No evidence-based interventions have been designed for implementation during the critical period when HIV-infected prisoners are being transitioned from prison to the community. Copenhaver and colleagues therefore conducted formative research aimed at systematically selecting and adapting an evidence-based intervention that integrates HIV risk reduction and adherence to antiretroviral therapy to implement among HIV-infected prisoners transitioning back to the community. Their formative research involved a critical examination of established evidence-based interventions and associated published reports complemented by data elicited through structured interviews with key stakeholders in community and correctional settings and members of the target population. Between September 2006 and February 2007, structured one-on-one interviews were conducted with key stakeholders in the target organizations (n = 19) and with members of the target population (n = 26) in Hartford and New Haven, Connecticut. Based on the formative research, the authors abbreviated and adapted the Holistic Health Recovery Program targeting people living with HIV (HHRP+), an evidence-based intervention, to consist of four 45-minute sessions that cover a range of prespecified topics so that participants may individually apply intervention content as needed to their own HIV risk profile and antiretroviral adherence issues. The evidence-based intervention was adapted so that it could be provided in an individual or group format and delivered in either consecutive or weekly sessions and so that it could be provided within the prison system and delivered just prior to release, or in a community-based setting where it could be delivered immediately after release. This study provides a comprehensive exemplar of the process of selecting and adapting an evidence-based intervention taking into account both empirical evidence and input from target organization stakeholders and target population members in real-world settings where high-risk populations are concentrated.

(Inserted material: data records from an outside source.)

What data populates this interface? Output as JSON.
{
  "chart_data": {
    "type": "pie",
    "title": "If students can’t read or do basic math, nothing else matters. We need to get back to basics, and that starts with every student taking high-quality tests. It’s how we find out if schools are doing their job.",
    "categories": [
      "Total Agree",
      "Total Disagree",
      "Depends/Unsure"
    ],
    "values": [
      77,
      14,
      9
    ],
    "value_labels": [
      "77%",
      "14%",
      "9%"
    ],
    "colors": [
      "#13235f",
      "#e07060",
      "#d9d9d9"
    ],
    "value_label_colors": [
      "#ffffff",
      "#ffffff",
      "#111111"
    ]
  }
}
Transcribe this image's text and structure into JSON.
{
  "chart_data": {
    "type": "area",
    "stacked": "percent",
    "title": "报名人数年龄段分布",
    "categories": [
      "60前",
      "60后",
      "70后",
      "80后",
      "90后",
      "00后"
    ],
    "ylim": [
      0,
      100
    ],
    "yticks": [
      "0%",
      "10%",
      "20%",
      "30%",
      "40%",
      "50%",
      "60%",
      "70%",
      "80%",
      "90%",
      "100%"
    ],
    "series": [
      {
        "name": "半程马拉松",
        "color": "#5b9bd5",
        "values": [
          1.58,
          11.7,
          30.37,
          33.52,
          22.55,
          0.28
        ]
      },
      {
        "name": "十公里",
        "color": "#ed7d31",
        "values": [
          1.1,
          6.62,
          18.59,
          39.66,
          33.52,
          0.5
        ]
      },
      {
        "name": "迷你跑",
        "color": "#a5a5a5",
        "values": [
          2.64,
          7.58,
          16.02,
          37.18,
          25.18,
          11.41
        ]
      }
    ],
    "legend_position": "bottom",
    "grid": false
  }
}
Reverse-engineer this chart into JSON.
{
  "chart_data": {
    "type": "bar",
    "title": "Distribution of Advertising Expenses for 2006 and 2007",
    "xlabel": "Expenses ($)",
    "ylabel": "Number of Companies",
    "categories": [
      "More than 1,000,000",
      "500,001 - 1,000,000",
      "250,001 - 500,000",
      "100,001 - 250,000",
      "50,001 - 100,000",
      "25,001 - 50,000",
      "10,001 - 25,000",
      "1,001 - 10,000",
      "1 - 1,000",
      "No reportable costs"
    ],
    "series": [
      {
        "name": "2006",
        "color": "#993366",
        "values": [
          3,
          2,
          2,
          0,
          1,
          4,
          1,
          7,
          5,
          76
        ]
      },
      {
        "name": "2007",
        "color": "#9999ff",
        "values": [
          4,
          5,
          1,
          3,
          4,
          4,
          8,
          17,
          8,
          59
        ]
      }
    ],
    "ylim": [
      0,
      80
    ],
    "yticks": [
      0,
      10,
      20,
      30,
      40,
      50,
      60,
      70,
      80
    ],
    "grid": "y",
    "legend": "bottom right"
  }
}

Editors’ note: With as many as 25% of HIV-infected people in the United States passing through the correctional system each year, primarily due to policies incarcerating drug users, opportunities for improving the health of this ‘captive’ audience are real. Given evidence of a strong positive association between the length of incarceration of HIV-positive people and their health and well-being, the challenge is how to maintain these HIV-related health benefits when people leave the highly structured prison environment. This formative study began with an extensive literature review of interventions for people living with HIV with a history of drug use. Then prisoners with this profile and treatment providers in correctional and community-based treatment settings were enlisted to determine what intervention content would be most relevant, what design characteristics (modality and duration) would be most feasible, and what mechanisms of referral to the programme would be most appropriate. The results take into account the real world needs of the intended participants as well as the constraints of the prison and community settings where they are found. Now we await the outcome of the programme itself.